Miller: Turn Out Feds, Give
Alaska Greater Control of Its Resources
Published August 29, 2010
| FoxNews.com
The federal government is driving the nation into bankruptcy, and
Alaska's resources should be turned out of federal hands to save the
state and the nation, Alaska Republican Senate candidate Joe Miller said
Sunday.
"In this state, two thirds of it is owned by the federal government,"
Miller said, speaking from Fairbanks, Alaska. "The government is going
bankrupt. ... That means that everybody in this nation is going to have
to do some belt tightening. ... It's our position that as the money is
restricted, the lands are transferred."
Speaking on CBS' "Face the Nation," Miller said his goal is not to pull
the financial plug on his state, but to return to the constitutional
principle of "transferring discretion" of states' resources from the
Feds. He noted that his state has enough natural resources to be the
economic engine of the country, but those resources first must be
properly managed.
"I think the answer to this is to basically transfer the
responsibilities and power of government back to the states and the
people," Miller said. "And certainly the state with its resources could
be incredibly independent and, incredibly economically powerful. But
that really is the answer to the crisis that we're in right now."

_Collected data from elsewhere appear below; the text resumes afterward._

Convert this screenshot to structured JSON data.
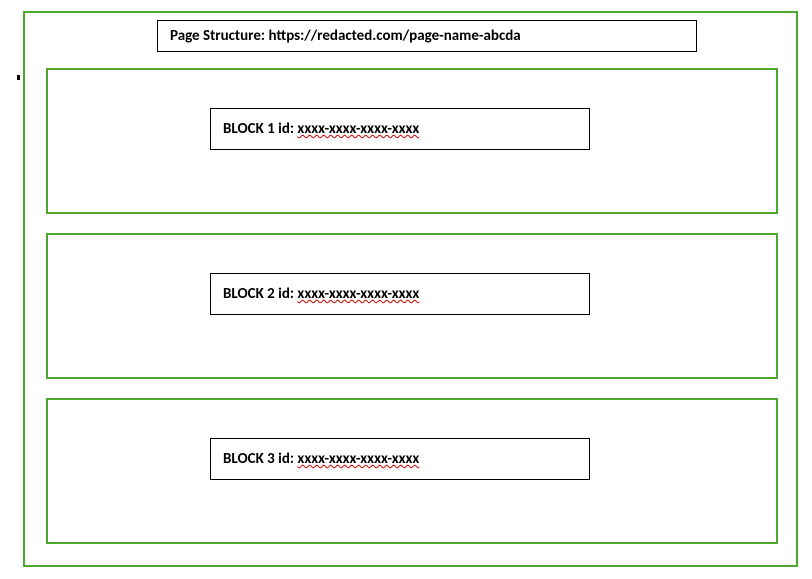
{
  "title": {
    "prefix": "Page Structure: ",
    "url": "https://redacted.com/page-name-abcda"
  },
  "blocks": [
    {
      "label_prefix": "BLOCK 1 id: ",
      "id_value": "xxxx-xxxx-xxxx-xxxx"
    },
    {
      "label_prefix": "BLOCK 2 id: ",
      "id_value": "xxxx-xxxx-xxxx-xxxx"
    },
    {
      "label_prefix": "BLOCK 3 id: ",
      "id_value": "xxxx-xxxx-xxxx-xxxx"
    }
  ]
}
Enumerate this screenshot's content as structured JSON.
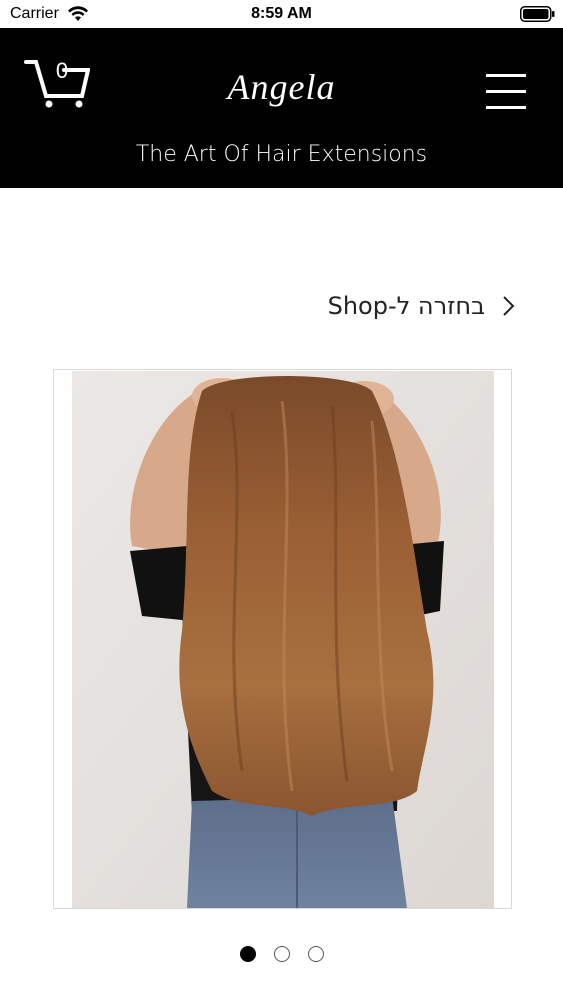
{
  "status_bar": {
    "carrier": "Carrier",
    "time": "8:59 AM"
  },
  "header": {
    "brand": "Angela",
    "tagline": "The Art Of Hair Extensions",
    "cart_count": "0",
    "icons": [
      "cart-icon",
      "menu-icon"
    ]
  },
  "navigation": {
    "back_link_label": "בחזרה ל-Shop"
  },
  "product": {
    "image_icon": "product-photo-long-wavy-brown-hair"
  },
  "carousel": {
    "dots": 3,
    "active_index": 0
  },
  "colors": {
    "header_bg": "#000000",
    "header_text": "#ffffff",
    "page_bg": "#ffffff"
  }
}
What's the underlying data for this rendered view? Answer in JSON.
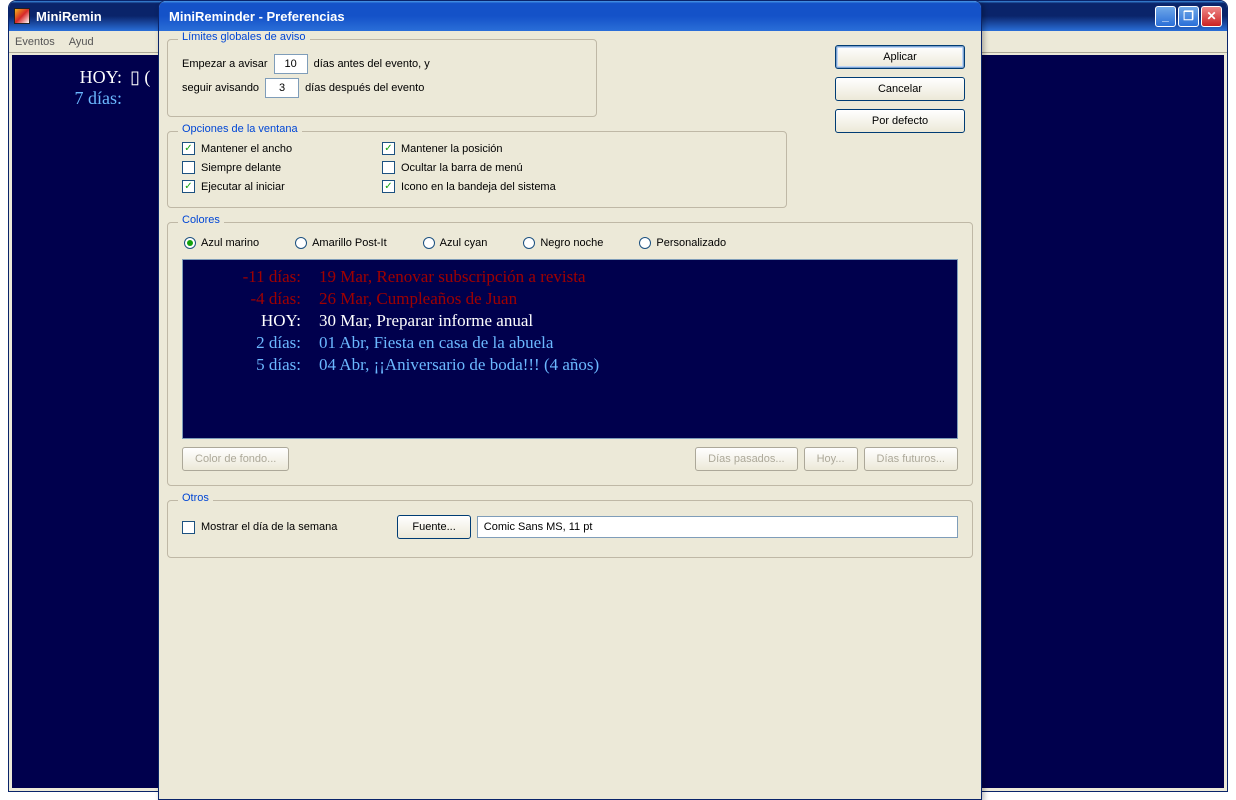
{
  "main": {
    "title": "MiniRemin",
    "menu": {
      "events": "Eventos",
      "help": "Ayud"
    },
    "bg_rows": [
      {
        "label": "HOY:",
        "text": "▯ ("
      },
      {
        "label": "7 días:",
        "text": ""
      }
    ]
  },
  "win_btns": {
    "min": "_",
    "max": "❐",
    "close": "✕"
  },
  "dialog": {
    "title": "MiniReminder - Preferencias"
  },
  "buttons": {
    "apply": "Aplicar",
    "cancel": "Cancelar",
    "default": "Por defecto"
  },
  "limits": {
    "legend": "Límites globales de aviso",
    "before_label": "Empezar a avisar",
    "before_value": "10",
    "before_suffix": "días antes del evento, y",
    "after_label": "seguir avisando",
    "after_value": "3",
    "after_suffix": "días después del evento"
  },
  "winopts": {
    "legend": "Opciones de la ventana",
    "keep_width": {
      "label": "Mantener el ancho",
      "checked": true
    },
    "keep_pos": {
      "label": "Mantener la posición",
      "checked": true
    },
    "always_top": {
      "label": "Siempre delante",
      "checked": false
    },
    "hide_menu": {
      "label": "Ocultar la barra de menú",
      "checked": false
    },
    "run_start": {
      "label": "Ejecutar al iniciar",
      "checked": true
    },
    "tray_icon": {
      "label": "Icono en la bandeja del sistema",
      "checked": true
    }
  },
  "colors": {
    "legend": "Colores",
    "options": [
      {
        "label": "Azul marino",
        "selected": true
      },
      {
        "label": "Amarillo Post-It",
        "selected": false
      },
      {
        "label": "Azul cyan",
        "selected": false
      },
      {
        "label": "Negro noche",
        "selected": false
      },
      {
        "label": "Personalizado",
        "selected": false
      }
    ],
    "preview": [
      {
        "cls": "c-past",
        "label": "-11 días:",
        "text": "19 Mar, Renovar subscripción a revista"
      },
      {
        "cls": "c-past",
        "label": "-4 días:",
        "text": "26 Mar, Cumpleaños de Juan"
      },
      {
        "cls": "c-today",
        "label": "HOY:",
        "text": "30 Mar, Preparar informe anual"
      },
      {
        "cls": "c-future",
        "label": "2 días:",
        "text": "01 Abr, Fiesta en casa de la abuela"
      },
      {
        "cls": "c-future",
        "label": "5 días:",
        "text": "04 Abr, ¡¡Aniversario de boda!!!  (4 años)"
      }
    ],
    "btns": {
      "bg": "Color de fondo...",
      "past": "Días pasados...",
      "today": "Hoy...",
      "future": "Días futuros..."
    }
  },
  "other": {
    "legend": "Otros",
    "show_weekday": {
      "label": "Mostrar el día de la semana",
      "checked": false
    },
    "font_btn": "Fuente...",
    "font_value": "Comic Sans MS, 11 pt"
  }
}
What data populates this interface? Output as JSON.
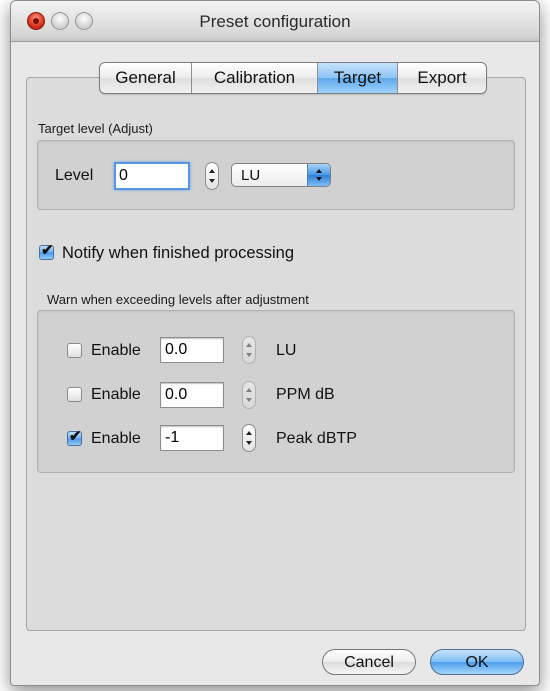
{
  "window": {
    "title": "Preset configuration"
  },
  "tabs": [
    {
      "label": "General",
      "active": false
    },
    {
      "label": "Calibration",
      "active": false
    },
    {
      "label": "Target",
      "active": true
    },
    {
      "label": "Export",
      "active": false
    }
  ],
  "target_level": {
    "group_label": "Target level (Adjust)",
    "level_label": "Level",
    "level_value": "0",
    "unit_value": "LU"
  },
  "notify": {
    "label": "Notify when finished processing",
    "checked": true
  },
  "warn": {
    "group_label": "Warn when exceeding levels after adjustment",
    "rows": [
      {
        "enable_label": "Enable",
        "checked": false,
        "value": "0.0",
        "unit": "LU"
      },
      {
        "enable_label": "Enable",
        "checked": false,
        "value": "0.0",
        "unit": "PPM dB"
      },
      {
        "enable_label": "Enable",
        "checked": true,
        "value": "-1",
        "unit": "Peak dBTP"
      }
    ]
  },
  "buttons": {
    "cancel_label": "Cancel",
    "ok_label": "OK"
  },
  "colors": {
    "accent": "#5ea8ec",
    "close": "#d8301c"
  },
  "icons": [
    "close-window-icon",
    "minimize-window-icon",
    "zoom-window-icon",
    "checkmark-icon",
    "stepper-arrows-icon",
    "popup-arrows-icon"
  ]
}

Miller is on the right track if he's interested in spending less
taxpayer money on his state, Mississippi Gov. Haley Barbour said minutes
later on the same show.
"The fact is the country is going to have to spend less money,"
Barbour said. "And if Joe Miller was trying to say that in a different
way, he is right."
Miller is not the GOP Senate nominee yet. He is locked in a tight race
with Sen. Lisa Murkowski, who fell 1,688 seats behind Miller in last
week's statewide Republican primary. The victor will be determined by
absentee ballots, which state officials will begin counting on Tuesday.
If Miller, a West Point and Yale Law School graduate, emerges the victor
in the primary, he still must win a general election that currently
favors the generic Republican candidate over Democratic nominee and
Sitka, Alaska, Mayor Scott McAdams.
But a primary victory would still ensure for the first time in 30 years
that a Murkowski hasn't held a U.S. Senate seat.
Murkowski's father Frank Murkowski named his daughter to replace him
when he was elected Alaska's governor in 2002. Four years later, he was
ousted from the governor's seat by Sarah Palin. Lisa Murkowski was
elected to a full term in the Senate in 2004.
Palin has endorsed Miller in the Senate race, a factor that Miller
attributes in part to his strong race.
"Obviously Governor Palin's endorsement" was a factor, Miller said,
adding that he also won backing from former Arkansas Gov. Mike Huckabee,
and had a large volunteer base.
Miller also received $500,000 in advertising dollars from the Tea Party
Express.
Tea Party backing has played a critical role in several Republican
primaries, a factor that Rep. Debbie Wasserman-Schultz, D-Fla.,
predicted will hurt the GOP in the Nov. 2 midterm election.
"It seems to me that you do have kind of an exotic crew out there this
time," Wasserman-Schultz said of the new crew of Republican nominees,
including Miller. "I mean, Americans really are going to have a very
clear choice set up in November between moderate Democrats who are
centrists, where the country is, and Republicans who are really off on
the right-wing fringe. And there's countless examples of that across the
country."
Barbour said the Republican candidates may look extreme to some because
the Obama administration and the Democratic Congress "have taken the
biggest lurch to the left in policy in American history."
"There (has) been no Congress, no administration that has run this far
to the left in such a small period of time. And there is a reaction to
that," Barbour said.
Barbour also disagreed with the notion that the GOP "establishment" is
flummoxed by the number of candidates who are not insider picks.
"When I was chairman of the (Republican National Committee) ... we never
took sides in primaries. We did not endorse incumbents over
challengers," said Barbour, who now heads teh Republican Governors
Association.
"And here's why. The Republicans of Alaska have the right and should
pick their nominee. They don't need somebody in Yazoo City, Mississippi,
to tell them who ought to be the senator of Alaska," Barbour said.
Miller said if he is elected, he would butcher Washington's sacred cows
-- like avoiding discussion about how to make Social Security solvent
without leaving seniors in the cold.
"It would be incredibly irresponsible for us to sit back and say that
this is something that shouldn't be addressed. ... It is basically part
of the crisis of leadership in D.C. to not look at Social Security and
understand that there has got to be a solution posed."